France’s Total, China’s CNOOC and the UK’s Tullow are preparing a final investment decision this year for a $20 billion project to develop over 1.7 billion barrels of reserves in Uganda’s western Albertine Graben area near the border with the Democratic Republic of Congo.

The country is also planning to construct a 1,445 km crude export pipeline via Tanzania’s port Tanga and an oil refinery that is expected to produce finished products for the East African region.

Uganda launched its first competitive round in 2014 but the round failed to attract significant interest from larger oil companies. Completed in 2016, the round saw Armour Energy from Australia and Oranto Petroleum from Nigeria emerge as the top bidders for the Kanywataba area and Ngassa block respectively all in the Albertine Graben area.

Uganda made its first commercial oil discovery in 2006. To date, over 121 wells have been drilled with a success rate of over 88 percent.

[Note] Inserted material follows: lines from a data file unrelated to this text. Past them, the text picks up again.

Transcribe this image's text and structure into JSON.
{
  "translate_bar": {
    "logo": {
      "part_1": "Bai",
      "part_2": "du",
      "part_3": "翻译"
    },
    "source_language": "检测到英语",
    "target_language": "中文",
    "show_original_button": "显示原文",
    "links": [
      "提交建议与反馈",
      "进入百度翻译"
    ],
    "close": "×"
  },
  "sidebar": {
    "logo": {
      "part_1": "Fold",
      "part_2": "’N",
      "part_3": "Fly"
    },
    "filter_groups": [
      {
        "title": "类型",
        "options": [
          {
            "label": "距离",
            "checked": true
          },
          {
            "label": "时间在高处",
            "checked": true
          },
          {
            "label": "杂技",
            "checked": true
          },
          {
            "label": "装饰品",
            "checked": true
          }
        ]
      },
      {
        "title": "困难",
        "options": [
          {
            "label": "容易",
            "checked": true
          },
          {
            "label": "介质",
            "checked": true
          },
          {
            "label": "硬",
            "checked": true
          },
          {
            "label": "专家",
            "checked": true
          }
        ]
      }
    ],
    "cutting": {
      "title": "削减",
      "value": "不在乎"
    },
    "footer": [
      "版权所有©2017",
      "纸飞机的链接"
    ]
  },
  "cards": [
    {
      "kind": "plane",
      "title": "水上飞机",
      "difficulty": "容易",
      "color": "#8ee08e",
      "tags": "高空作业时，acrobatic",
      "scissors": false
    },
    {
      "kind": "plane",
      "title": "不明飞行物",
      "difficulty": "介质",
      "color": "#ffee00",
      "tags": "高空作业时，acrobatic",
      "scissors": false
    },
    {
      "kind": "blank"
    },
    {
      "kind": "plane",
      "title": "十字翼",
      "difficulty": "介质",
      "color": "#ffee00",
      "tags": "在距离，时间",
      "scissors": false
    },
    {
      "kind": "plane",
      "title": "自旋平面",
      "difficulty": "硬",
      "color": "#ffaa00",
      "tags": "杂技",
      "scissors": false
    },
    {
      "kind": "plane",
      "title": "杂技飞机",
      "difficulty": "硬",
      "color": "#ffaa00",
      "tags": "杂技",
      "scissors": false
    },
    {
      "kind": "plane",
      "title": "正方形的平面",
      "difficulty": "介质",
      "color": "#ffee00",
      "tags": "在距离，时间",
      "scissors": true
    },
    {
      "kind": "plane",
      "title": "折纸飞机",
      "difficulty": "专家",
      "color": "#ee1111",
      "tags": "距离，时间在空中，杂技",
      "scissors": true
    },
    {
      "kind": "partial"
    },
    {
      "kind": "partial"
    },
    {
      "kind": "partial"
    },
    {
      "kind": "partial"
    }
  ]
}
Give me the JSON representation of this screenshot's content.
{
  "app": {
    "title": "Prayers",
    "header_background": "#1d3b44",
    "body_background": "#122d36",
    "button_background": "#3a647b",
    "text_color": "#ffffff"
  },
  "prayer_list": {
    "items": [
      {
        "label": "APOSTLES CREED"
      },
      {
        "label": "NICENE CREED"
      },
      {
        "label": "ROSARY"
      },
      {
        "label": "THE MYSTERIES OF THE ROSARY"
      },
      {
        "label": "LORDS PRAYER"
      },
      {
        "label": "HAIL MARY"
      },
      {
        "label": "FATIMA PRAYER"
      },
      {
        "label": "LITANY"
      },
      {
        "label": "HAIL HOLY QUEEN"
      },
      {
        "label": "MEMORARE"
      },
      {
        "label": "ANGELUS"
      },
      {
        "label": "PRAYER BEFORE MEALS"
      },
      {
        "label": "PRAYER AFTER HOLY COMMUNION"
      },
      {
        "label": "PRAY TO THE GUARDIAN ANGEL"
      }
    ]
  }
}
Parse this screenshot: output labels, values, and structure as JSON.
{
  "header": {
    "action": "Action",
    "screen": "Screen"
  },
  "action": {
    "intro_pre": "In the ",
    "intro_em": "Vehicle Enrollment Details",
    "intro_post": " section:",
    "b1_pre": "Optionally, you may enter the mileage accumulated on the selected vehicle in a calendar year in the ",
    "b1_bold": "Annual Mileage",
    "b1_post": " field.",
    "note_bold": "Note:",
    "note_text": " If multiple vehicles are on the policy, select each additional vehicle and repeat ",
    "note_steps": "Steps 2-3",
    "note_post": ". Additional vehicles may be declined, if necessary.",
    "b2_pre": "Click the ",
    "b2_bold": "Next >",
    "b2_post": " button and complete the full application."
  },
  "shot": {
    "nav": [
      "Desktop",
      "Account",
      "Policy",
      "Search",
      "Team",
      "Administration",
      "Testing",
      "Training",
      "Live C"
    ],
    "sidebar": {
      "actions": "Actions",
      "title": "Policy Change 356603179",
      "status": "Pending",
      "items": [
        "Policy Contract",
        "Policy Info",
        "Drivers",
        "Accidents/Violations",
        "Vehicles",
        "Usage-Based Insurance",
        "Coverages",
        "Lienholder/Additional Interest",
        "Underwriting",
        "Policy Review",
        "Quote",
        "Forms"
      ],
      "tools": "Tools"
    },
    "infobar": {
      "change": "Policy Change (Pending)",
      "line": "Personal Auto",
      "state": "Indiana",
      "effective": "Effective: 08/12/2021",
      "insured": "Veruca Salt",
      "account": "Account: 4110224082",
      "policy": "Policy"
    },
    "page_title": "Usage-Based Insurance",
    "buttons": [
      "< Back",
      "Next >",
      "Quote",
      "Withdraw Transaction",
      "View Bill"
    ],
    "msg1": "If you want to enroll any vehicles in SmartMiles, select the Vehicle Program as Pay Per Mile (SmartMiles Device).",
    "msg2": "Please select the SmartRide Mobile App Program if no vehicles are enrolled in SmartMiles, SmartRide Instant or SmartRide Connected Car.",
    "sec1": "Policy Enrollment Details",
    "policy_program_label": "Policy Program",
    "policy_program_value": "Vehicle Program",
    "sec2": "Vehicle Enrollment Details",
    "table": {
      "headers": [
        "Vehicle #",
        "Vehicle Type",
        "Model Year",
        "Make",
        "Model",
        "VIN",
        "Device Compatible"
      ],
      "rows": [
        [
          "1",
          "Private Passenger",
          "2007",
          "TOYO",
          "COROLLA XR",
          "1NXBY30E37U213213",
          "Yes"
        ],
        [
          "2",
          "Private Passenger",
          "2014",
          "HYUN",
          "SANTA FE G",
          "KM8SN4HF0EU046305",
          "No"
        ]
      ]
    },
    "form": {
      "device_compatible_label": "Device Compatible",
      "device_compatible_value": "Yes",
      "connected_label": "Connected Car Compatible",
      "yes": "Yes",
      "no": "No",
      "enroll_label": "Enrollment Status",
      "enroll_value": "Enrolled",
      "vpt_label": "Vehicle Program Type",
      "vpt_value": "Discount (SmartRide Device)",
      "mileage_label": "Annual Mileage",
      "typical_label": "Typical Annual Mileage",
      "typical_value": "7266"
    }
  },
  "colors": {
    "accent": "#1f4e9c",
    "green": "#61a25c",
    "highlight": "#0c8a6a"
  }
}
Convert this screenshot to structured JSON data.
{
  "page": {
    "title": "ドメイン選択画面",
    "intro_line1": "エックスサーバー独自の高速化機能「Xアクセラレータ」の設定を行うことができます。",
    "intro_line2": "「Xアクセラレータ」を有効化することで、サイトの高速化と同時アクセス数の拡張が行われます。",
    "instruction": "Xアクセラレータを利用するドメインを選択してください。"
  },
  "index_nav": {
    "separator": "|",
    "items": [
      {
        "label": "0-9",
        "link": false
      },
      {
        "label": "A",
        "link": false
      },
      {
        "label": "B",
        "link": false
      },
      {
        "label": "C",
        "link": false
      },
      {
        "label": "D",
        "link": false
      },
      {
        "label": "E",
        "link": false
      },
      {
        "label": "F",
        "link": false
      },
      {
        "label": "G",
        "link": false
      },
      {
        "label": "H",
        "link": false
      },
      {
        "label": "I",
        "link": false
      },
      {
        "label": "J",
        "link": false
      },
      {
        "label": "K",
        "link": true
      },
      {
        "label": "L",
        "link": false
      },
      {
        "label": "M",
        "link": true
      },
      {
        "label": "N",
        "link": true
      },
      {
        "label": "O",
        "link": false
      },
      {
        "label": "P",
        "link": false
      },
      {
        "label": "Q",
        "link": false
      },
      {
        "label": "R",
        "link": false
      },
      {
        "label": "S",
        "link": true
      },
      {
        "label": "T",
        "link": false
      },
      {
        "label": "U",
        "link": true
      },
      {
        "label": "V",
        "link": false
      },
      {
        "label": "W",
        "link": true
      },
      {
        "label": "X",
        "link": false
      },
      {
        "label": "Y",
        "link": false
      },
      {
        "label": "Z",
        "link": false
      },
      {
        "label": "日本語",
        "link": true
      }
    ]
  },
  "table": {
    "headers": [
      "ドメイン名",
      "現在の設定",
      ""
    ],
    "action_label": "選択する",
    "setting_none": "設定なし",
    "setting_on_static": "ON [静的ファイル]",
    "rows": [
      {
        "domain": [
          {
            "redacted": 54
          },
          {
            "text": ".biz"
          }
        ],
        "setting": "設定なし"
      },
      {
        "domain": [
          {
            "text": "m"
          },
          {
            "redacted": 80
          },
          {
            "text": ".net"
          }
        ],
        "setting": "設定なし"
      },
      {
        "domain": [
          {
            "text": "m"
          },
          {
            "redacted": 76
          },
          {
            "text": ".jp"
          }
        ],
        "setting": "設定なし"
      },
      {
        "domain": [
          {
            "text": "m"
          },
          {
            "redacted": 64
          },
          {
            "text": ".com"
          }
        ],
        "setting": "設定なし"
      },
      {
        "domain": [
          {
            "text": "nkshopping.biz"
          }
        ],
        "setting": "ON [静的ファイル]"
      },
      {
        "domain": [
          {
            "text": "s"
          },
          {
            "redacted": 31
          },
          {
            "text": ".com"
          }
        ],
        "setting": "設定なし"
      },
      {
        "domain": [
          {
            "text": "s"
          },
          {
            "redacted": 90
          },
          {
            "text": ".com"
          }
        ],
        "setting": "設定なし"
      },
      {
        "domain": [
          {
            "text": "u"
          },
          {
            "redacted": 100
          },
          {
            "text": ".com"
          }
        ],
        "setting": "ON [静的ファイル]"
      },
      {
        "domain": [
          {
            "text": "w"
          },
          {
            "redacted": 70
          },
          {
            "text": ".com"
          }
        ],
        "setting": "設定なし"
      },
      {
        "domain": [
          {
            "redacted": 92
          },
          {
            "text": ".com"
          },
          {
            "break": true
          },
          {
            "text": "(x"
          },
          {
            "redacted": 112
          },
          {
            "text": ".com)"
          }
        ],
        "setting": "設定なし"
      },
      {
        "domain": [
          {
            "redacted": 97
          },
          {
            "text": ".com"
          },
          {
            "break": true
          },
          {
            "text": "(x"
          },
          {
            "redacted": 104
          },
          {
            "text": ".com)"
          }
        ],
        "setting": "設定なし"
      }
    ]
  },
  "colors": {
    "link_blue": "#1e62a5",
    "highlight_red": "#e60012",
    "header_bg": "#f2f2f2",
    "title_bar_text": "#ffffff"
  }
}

In Nigeria, Stakeholders in oil and gas industry are still left guessing about when a major licensing round or at least a marginal fields bid round will be held amid a lull in exploration activities.

Luqman Agboola head of infrastructure at Sofidam Capital Limited does not expect any successful bid happening in Nigeria until the next five years as the country needs to clear a backlog of mess that have occurred in the sector in time past.

“When you look at the market the feeling is that the money is not there so who will bid for those fields?” Agboola asked.

Agboola noted that having the main aim for having bidding rounds is to make money and allow efficiency because oil blocks have gone beyond political patronage which occurred in time past.

Ayodele Oni, energy partner at Bloomfield Law Practice said the government loses a huge amount of revenue daily by not conducting a licensing bid round but this loss is not truly only accountable to the protraction in conducting a bid round.

“Nigeria has lost more from non-producing marginal field licenses which it has estimated could cumulatively produce an average of 90,000 bpd of crude,” Oni, energy partner at Bloomfield Law Practice said.

Oni noted that some of the factors for non-producing marginal field ranges from inappropriate due diligence to technical or financial challenges therefore it’s pertinent that these challenges are addressed before conducting another bid round.

Nigeria has the second largest proven reserves in Africa, with an estimated 37.5 billion barrels of crude oil deposits at the end of 2017, representing 2.2 per cent of the global total, according to the BP Statistical Review of World Energy 2018.

Oil remains the heartbeat and chief source of income for Africa’s biggest economy, accounting for a whopping 85 percent of export revenue, however in the last twelve years, Nigeria’s oil reserves and daily production had remained almost stagnant hovering in the region of 37 billion barrels and two million barrel production day (bpd) respectively, data from Organization of Petroleum Exporting Countries (OPEC) showed.

A 10-year target set by the Federal Government to boost crude oil reserves to 40 billion barrels and daily production to 4 million barrels by 2020 is becoming unrealistic as analysts say corruption and government shenanigans have decreased growth in the sector.